The case involves Shanghai Kuailu Investment Group and two affiliated companies on charges of fraud and illegal fundraising that caused losses to investors of more than 10 billion yuan. The 12 on trial are former executives. More than 700 people, including some swindled investors, attended the trial.
Prosecutors said Kuailu was financially crippled in early 2014, and the group’s Chairman Shi Jianxiang, who fled China in 2016, conspired with executives to illegally raise funds from the public through a Ponzi scheme.
Between March 2014 and April 2016, East Hongqiao Small-Sum Credit Co., a microloan lender backed by Kuailu, fabricated large amounts of credit certificates, guaranteed by another Kuailu-affiliated company, prosecutors charged. Then the guaranteed debt was packed into various wealth management products and sold to the public through Kuailu and its affiliates, according to court documents.
Prosecutors said Kuailu and its affiliates, without any regulatory permit or registration, lured investors with high returns and illegally collected more than 40 billion yuan from the public.
The money was then transferred to the accounts of shell companies set up by Kuailu, but only about 9.8 billion yuan was actually used in investment and operation activities, prosecutors said. The rest was used to pay interest to earlier investors and spent on executives’ lavish lifestyles.
The company also poured money into such high-profile projects as the Hollywood film “The Bombing,” starring Bruce Willis, according to court documents.

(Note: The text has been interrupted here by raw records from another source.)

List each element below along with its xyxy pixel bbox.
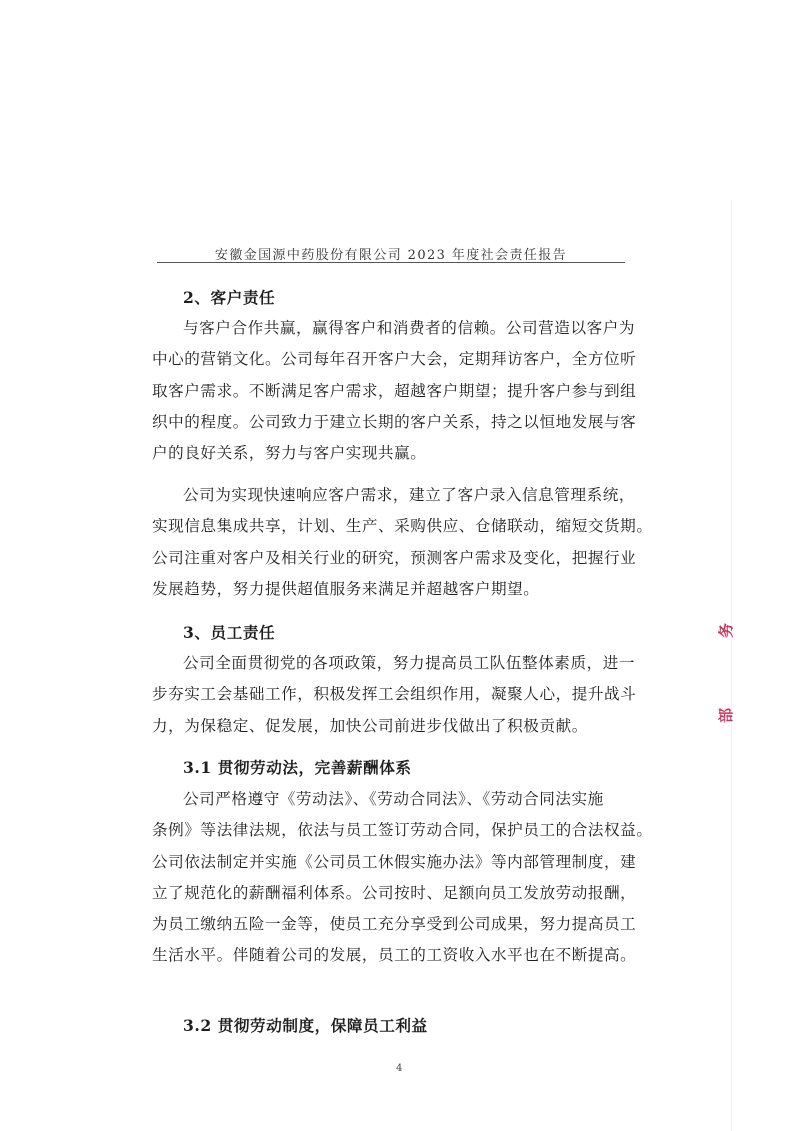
text-line: 公司为实现快速响应客户需求，建立了客户录入信息管理系统， <box>152 480 628 511</box>
section-heading-customer: 2、客户责任 <box>152 282 659 313</box>
text-line: 织中的程度。公司致力于建立长期的客户关系，持之以恒地发展与客 <box>152 407 628 438</box>
text-line: 为员工缴纳五险一金等，使员工充分享受到公司成果，努力提高员工 <box>152 909 628 940</box>
text-line: 取客户需求。不断满足客户需求，超越客户期望；提升客户参与到组 <box>152 376 628 407</box>
text-line: 立了规范化的薪酬福利体系。公司按时、足额向员工发放劳动报酬， <box>152 878 628 909</box>
paragraph-customer-2: 公司为实现快速响应客户需求，建立了客户录入信息管理系统， 实现信息集成共享，计划… <box>152 480 628 605</box>
text-line: 力，为保稳定、促发展，加快公司前进步伐做出了积极贡献。 <box>152 711 628 742</box>
header-divider <box>157 262 625 263</box>
running-header: 安徽金国源中药股份有限公司 2023 年度社会责任报告 <box>157 244 625 263</box>
text-line: 实现信息集成共享，计划、生产、采购供应、仓储联动，缩短交货期。 <box>152 511 628 542</box>
text-line: 公司全面贯彻党的各项政策，努力提高员工队伍整体素质，进一 <box>152 648 628 679</box>
paragraph-customer-1: 与客户合作共赢，赢得客户和消费者的信赖。公司营造以客户为 中心的营销文化。公司每… <box>152 313 628 469</box>
text-line: 发展趋势，努力提供超值服务来满足并超越客户期望。 <box>152 574 628 605</box>
text-line: 公司依法制定并实施《公司员工休假实施办法》等内部管理制度，建 <box>152 847 628 878</box>
page-number: 4 <box>396 1063 402 1074</box>
seal-char: 务 <box>715 623 736 638</box>
text-line: 条例》等法律法规，依法与员工签订劳动合同，保护员工的合法权益。 <box>152 815 628 846</box>
paragraph-labor-law: 公司严格遵守《劳动法》、《劳动合同法》、《劳动合同法实施 条例》等法律法规，依法… <box>152 784 628 972</box>
subsection-heading-3-2: 3.2 贯彻劳动制度，保障员工利益 <box>152 1010 659 1041</box>
text-line: 步夯实工会基础工作，积极发挥工会组织作用，凝聚人心，提升战斗 <box>152 679 628 710</box>
subsection-heading-3-1: 3.1 贯彻劳动法，完善薪酬体系 <box>152 752 659 783</box>
text-line: 公司严格遵守《劳动法》、《劳动合同法》、《劳动合同法实施 <box>152 784 628 815</box>
text-line: 与客户合作共赢，赢得客户和消费者的信赖。公司营造以客户为 <box>152 313 628 344</box>
seal-char: 部 <box>715 708 736 723</box>
paragraph-employee-1: 公司全面贯彻党的各项政策，努力提高员工队伍整体素质，进一 步夯实工会基础工作，积… <box>152 648 628 742</box>
section-heading-employee: 3、员工责任 <box>152 617 659 648</box>
text-line: 户的良好关系，努力与客户实现共赢。 <box>152 438 628 469</box>
text-line: 生活水平。伴随着公司的发展，员工的工资收入水平也在不断提高。 <box>152 940 628 971</box>
text-line: 中心的营销文化。公司每年召开客户大会，定期拜访客户，全方位听 <box>152 344 628 375</box>
partial-red-seal-stamp: 务 部 <box>718 610 734 750</box>
document-page: 安徽金国源中药股份有限公司 2023 年度社会责任报告 2、客户责任 与客户合作… <box>0 0 800 1131</box>
text-line: 公司注重对客户及相关行业的研究，预测客户需求及变化，把握行业 <box>152 543 628 574</box>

Kuailu’s cash-flow problems first appeared in March 2016 after the company was exposed for box-office fraud surrounding a movie in which it invested.

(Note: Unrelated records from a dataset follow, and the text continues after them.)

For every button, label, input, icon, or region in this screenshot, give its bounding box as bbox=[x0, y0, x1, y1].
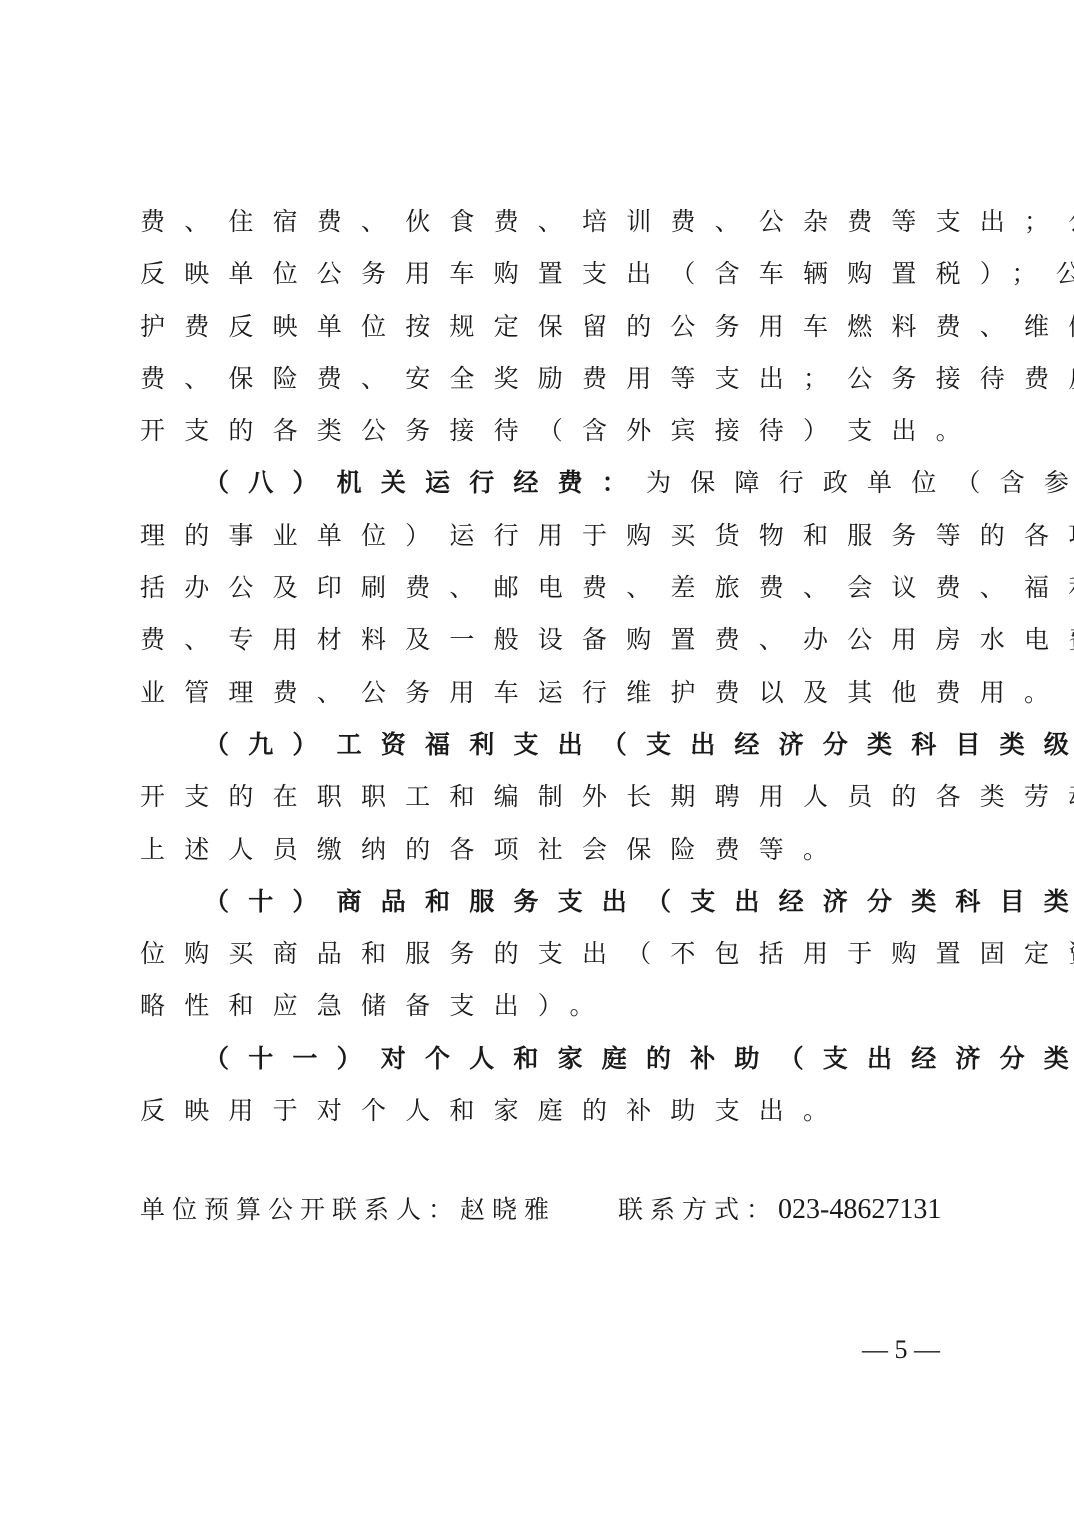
paragraph-line: 反映用于对个人和家庭的补助支出。 bbox=[140, 1085, 940, 1137]
section-heading: （十一）对个人和家庭的补助（支出经济分类科目类级）： bbox=[204, 1044, 1074, 1073]
section-heading: （九）工资福利支出（支出经济分类科目类级）： bbox=[204, 730, 1074, 759]
paragraph-line: 括办公及印刷费、邮电费、差旅费、会议费、福利费、日常维护 bbox=[140, 562, 940, 614]
paragraph-line: 上述人员缴纳的各项社会保险费等。 bbox=[140, 824, 940, 876]
document-body: 费、住宿费、伙食费、培训费、公杂费等支出；公务用车购置费 反映单位公务用车购置支… bbox=[140, 196, 940, 1137]
section-heading-line-9: （九）工资福利支出（支出经济分类科目类级）：反映单位 bbox=[140, 719, 940, 771]
section-text: 为保障行政单位（含参照公务员法管 bbox=[646, 468, 1074, 497]
paragraph-line: 理的事业单位）运行用于购买货物和服务等的各项公用经费，包 bbox=[140, 510, 940, 562]
paragraph-line: 开支的各类公务接待（含外宾接待）支出。 bbox=[140, 405, 940, 457]
paragraph-line: 反映单位公务用车购置支出（含车辆购置税）；公务用车运行维 bbox=[140, 248, 940, 300]
section-heading: （十）商品和服务支出（支出经济分类科目类级）： bbox=[204, 887, 1074, 916]
paragraph-line: 开支的在职职工和编制外长期聘用人员的各类劳动报酬，以及为 bbox=[140, 771, 940, 823]
section-heading-line-8: （八）机关运行经费：为保障行政单位（含参照公务员法管 bbox=[140, 457, 940, 509]
section-heading: （八）机关运行经费： bbox=[204, 468, 646, 497]
section-heading-line-10: （十）商品和服务支出（支出经济分类科目类级）：反映单 bbox=[140, 876, 940, 928]
page-number: — 5 — bbox=[862, 1330, 940, 1370]
paragraph-line: 略性和应急储备支出）。 bbox=[140, 980, 940, 1032]
contact-phone-label: 联系方式： bbox=[618, 1195, 778, 1224]
contact-person-name: 赵晓雅 bbox=[460, 1195, 556, 1224]
paragraph-line: 费、保险费、安全奖励费用等支出；公务接待费反映单位按规定 bbox=[140, 353, 940, 405]
document-page: 费、住宿费、伙食费、培训费、公杂费等支出；公务用车购置费 反映单位公务用车购置支… bbox=[0, 0, 1074, 1520]
contact-person-label: 单位预算公开联系人： bbox=[140, 1195, 460, 1224]
paragraph-line: 位购买商品和服务的支出（不包括用于购置固定资产的支出、战 bbox=[140, 928, 940, 980]
paragraph-line: 业管理费、公务用车运行维护费以及其他费用。 bbox=[140, 667, 940, 719]
section-heading-line-11: （十一）对个人和家庭的补助（支出经济分类科目类级）： bbox=[140, 1033, 940, 1085]
contact-info: 单位预算公开联系人：赵晓雅联系方式：023-48627131 bbox=[140, 1186, 941, 1234]
contact-phone: 023-48627131 bbox=[778, 1194, 941, 1225]
paragraph-line: 费、专用材料及一般设备购置费、办公用房水电费、办公用房物 bbox=[140, 614, 940, 666]
paragraph-line: 护费反映单位按规定保留的公务用车燃料费、维修费、过路过桥 bbox=[140, 301, 940, 353]
paragraph-line: 费、住宿费、伙食费、培训费、公杂费等支出；公务用车购置费 bbox=[140, 196, 940, 248]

China’s regulators found that movie houses fraudulently inflated box-office receipts for “Ip Man 3,” a martial-arts movie funded in part by wealth management products sold through Kuailu’s network.
Panicked investors flocked to the company demanding their money back after several of Kuailu’s fundraising platforms halted redemptions.

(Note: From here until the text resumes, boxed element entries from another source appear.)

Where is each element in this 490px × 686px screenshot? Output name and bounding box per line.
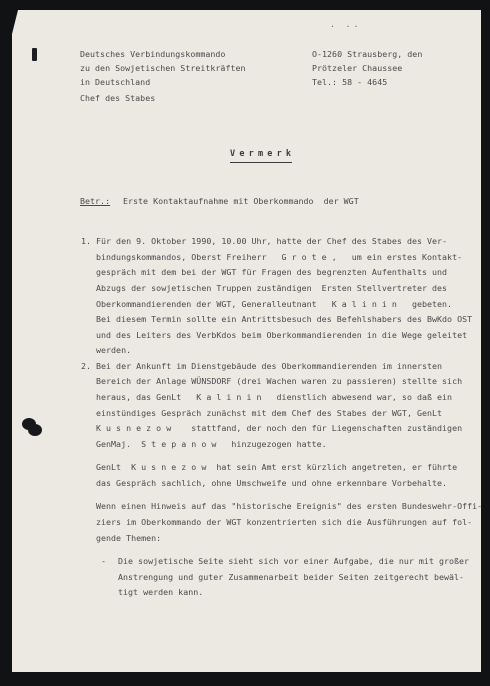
item-line: bindungskommandos, Oberst Freiherr G r o…: [96, 252, 462, 262]
top-marks: . ..: [330, 20, 361, 29]
bullet-line: Anstrengung und guter Zusammenarbeit bei…: [118, 572, 464, 582]
item-line: heraus, das GenLt K a l i n i n dienstli…: [96, 392, 452, 402]
item-line: einstündiges Gespräch zunächst mit dem C…: [96, 408, 442, 418]
bullet-line: Die sowjetische Seite sieht sich vor ein…: [118, 556, 469, 566]
staple-mark: [32, 48, 37, 61]
document-title: Vermerk: [230, 149, 295, 159]
paragraph-line: das Gespräch sachlich, ohne Umschweife u…: [96, 478, 447, 488]
address-line: Tel.: 58 - 4645: [312, 77, 387, 87]
sender-line: zu den Sowjetischen Streitkräften: [80, 63, 246, 73]
subject-label: Betr.:: [80, 196, 110, 206]
item-number: 2.: [81, 361, 91, 371]
item-line: K u s n e z o w stattfand, der noch den …: [96, 423, 462, 433]
item-line: Abzugs der sowjetischen Truppen zuständi…: [96, 283, 447, 293]
bullet-line: tigt werden kann.: [118, 587, 203, 597]
sender-line: Chef des Stabes: [80, 93, 155, 103]
sender-line: in Deutschland: [80, 77, 150, 87]
paragraph-line: GenLt K u s n e z o w hat sein Amt erst …: [96, 462, 457, 472]
bullet-marker: -: [101, 556, 106, 566]
punch-hole: [28, 424, 42, 436]
item-line: werden.: [96, 345, 131, 355]
address-line: Prötzeler Chaussee: [312, 63, 402, 73]
item-line: gespräch mit dem bei der WGT für Fragen …: [96, 267, 447, 277]
item-line: Bereich der Anlage WÜNSDORF (drei Wachen…: [96, 376, 462, 386]
paragraph-line: Wenn einen Hinweis auf das "historische …: [96, 501, 482, 511]
item-line: und des Leiters des VerbKdos beim Oberko…: [96, 330, 467, 340]
title-underline: [230, 162, 292, 163]
item-number: 1.: [81, 236, 91, 246]
item-line: Oberkommandierenden der WGT, Generalleut…: [96, 299, 452, 309]
item-line: Bei der Ankunft im Dienstgebäude des Obe…: [96, 361, 442, 371]
item-line: Bei diesem Termin sollte ein Antrittsbes…: [96, 314, 472, 324]
address-line: O-1260 Strausberg, den: [312, 49, 422, 59]
item-line: Für den 9. Oktober 1990, 10.00 Uhr, hatt…: [96, 236, 447, 246]
paragraph-line: ziers im Oberkommando der WGT konzentrie…: [96, 517, 472, 527]
sender-line: Deutsches Verbindungskommando: [80, 49, 225, 59]
item-line: GenMaj. S t e p a n o w hinzugezogen hat…: [96, 439, 327, 449]
paragraph-line: gende Themen:: [96, 533, 161, 543]
subject-text: Erste Kontaktaufnahme mit Oberkommando d…: [123, 196, 359, 206]
document-page: . .. Deutsches Verbindungskommando zu de…: [12, 10, 481, 672]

In September 2016, the police raided Kuailu’s offices in Shanghai and arrested five people on suspicion of illegal fundraising.
Kuailu Chairman Shi quickly fled to the U.S. after the scandal. He is still on China’s international wanted list. Even after Kuailu collapsed, Shi continued to remotely control the company by directing other executives to dispose of assets, Caixin learned.
As of Thursday, the court hadn’t announced a verdict. It’s not clear how Shi would be charged in the case.